Personal information
- Full name: Thomas William Parsons
- Born: 2 May 1987 (age 39) Melbourne, Victoria, Australia
- Height: 6 ft 3 in (1.91 m)
- Batting: Right-handed
- Bowling: Right arm fast-medium

Domestic team information
- 2007–2008: Loughborough UCCE
- 2007: Kent
- 2009–2011: Hampshire (squad no. 11)
- 2011: Berkshire
- 2011: Middlesex

Career statistics
| Competition | First-class | List A |
| Matches | 7 | 1 |
| Runs scored | 31 | – |
| Batting average | 6.20 | – |
| 100s/50s | 0/0 | – |
| Top score | 12 | – |
| Balls bowled | 833 | 36 |
| Wickets | 11 | 2 |
| Bowling average | 41.63 | 20.50 |
| 5 wickets in innings | 0 | 0 |
| 10 wickets in match | 0 | 0 |
| Best bowling | 3/39 | 2/41 |
| Catches/stumpings | 0/– | 0/– |
- Source: Cricinfo, 30 January 2016

= Tom Parsons (cricketer) =

English cricketer (born 1987)

Thomas William Parsons (born 2 May 1987) is an Australian-born English former professional cricketer who played as a bowler for Kent, Hampshire, and Middlesex in county cricket, and for Loughborough UCCE in varsity cricket.

==Cricket career==
Parsons was born at Melbourne in Australia and educated at Maidstone Grammar School in Kent and at Loughborough University.
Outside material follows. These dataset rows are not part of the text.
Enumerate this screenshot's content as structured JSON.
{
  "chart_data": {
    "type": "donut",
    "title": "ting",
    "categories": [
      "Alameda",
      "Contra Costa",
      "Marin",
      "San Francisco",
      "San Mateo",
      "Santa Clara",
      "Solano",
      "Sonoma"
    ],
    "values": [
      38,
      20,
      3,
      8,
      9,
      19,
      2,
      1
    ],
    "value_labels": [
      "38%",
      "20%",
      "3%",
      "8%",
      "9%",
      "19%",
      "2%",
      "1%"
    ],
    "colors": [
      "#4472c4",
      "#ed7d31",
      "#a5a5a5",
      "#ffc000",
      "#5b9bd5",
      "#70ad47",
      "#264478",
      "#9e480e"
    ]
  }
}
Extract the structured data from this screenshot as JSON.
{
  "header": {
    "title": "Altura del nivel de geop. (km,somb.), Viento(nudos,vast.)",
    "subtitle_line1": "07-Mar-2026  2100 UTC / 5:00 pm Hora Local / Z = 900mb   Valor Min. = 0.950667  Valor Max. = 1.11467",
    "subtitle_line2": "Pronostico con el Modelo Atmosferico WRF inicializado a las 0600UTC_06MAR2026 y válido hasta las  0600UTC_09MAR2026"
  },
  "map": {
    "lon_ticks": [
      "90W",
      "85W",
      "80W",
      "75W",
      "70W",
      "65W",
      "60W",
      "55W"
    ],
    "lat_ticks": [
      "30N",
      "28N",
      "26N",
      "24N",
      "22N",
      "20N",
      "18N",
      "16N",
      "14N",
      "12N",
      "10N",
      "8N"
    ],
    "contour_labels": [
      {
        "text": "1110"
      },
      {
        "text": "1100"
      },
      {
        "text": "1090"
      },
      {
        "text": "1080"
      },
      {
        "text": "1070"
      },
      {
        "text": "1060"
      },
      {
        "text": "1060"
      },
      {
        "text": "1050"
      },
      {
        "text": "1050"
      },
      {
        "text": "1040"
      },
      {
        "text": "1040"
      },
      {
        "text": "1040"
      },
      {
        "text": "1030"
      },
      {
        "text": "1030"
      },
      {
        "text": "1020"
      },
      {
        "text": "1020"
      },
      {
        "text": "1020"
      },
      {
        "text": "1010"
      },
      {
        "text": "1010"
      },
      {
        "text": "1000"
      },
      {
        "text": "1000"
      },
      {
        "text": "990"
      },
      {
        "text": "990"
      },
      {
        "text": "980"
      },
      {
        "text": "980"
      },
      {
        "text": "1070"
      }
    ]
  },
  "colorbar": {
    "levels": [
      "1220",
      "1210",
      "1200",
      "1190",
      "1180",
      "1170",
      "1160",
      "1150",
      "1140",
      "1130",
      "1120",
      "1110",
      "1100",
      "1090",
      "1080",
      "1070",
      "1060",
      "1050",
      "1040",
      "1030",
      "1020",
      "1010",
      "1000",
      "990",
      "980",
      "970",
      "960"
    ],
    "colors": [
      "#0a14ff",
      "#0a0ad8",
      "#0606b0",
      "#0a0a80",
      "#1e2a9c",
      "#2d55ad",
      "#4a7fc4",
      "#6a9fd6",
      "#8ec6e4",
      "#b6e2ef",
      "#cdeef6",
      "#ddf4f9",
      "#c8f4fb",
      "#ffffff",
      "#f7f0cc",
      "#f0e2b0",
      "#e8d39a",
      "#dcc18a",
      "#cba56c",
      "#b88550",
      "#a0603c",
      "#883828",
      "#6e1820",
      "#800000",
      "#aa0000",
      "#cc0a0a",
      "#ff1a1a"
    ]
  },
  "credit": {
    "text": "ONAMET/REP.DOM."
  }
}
While studying at Loughborough, Parsons made his debut in first-class cricket for Loughborough UCCE against Worcestershire at Worcester in 2007, with him playing a second match in the same season against Yorkshire. Later in that same season, Parsons played a single List A one-day match for Kent in a rain-affected match against Sri Lanka A at Canterbury, with Parsons taking figures of 2 for 42 in the match. In 2008, he made three further first-class appearances for Loughborough UCCE against Surrey, Gloucestershire, and Worcestershire.

After graduating from Loughborough in 2008, Parsons signed a professional contract for Hampshire ahead of the 2009 season, during which he played one first-class match against Loughborough UCCE. Following the 2009 season, Parsons signed a one-year contract extension with Hampshire, alongside Benny Howell, Chris Morgan, Hamza Riazuddin, and James Vince. However, having not appeared for the first eleven in 2009 due to injury sustained playing for Rockingham Mandurah in Western Australia Premier Cricket, Parsons was released alongside Tom Burrows and Chris Morgan. Following his release by Hampshire, he played minor counties cricket for Berkshire in 2010 and 2011, making six appearances in the Minor Counties Championship and two in the MCCA Knockout Trophy. In 2011, he returned to first-class cricket when he played for Middlesex against Sri Lanka A. In the seven first-class matches in which he appeared, he took 11 wickets with his right-arm fast-medium bowling, at an average of 41.63. Away from county cricket, he played club cricket for Kent Cricket League (KCL) for The Mote and Sevenoaks Vine, playing alongside Zak Crawley and Steve Smith for the latter, whom he captained to the KCL title in 2014. He later joined Leeds Cricket Club in Kent.

After his first-class career came to an end in 2011, Parsons began working for a company run by former Hampshire cricketer Jono McLean as its social media manager. After the company failed, he and McLean established their own company, Wildfire, which promoted brands across the world. He is currently Head of Marketing at Six Nations Rugby.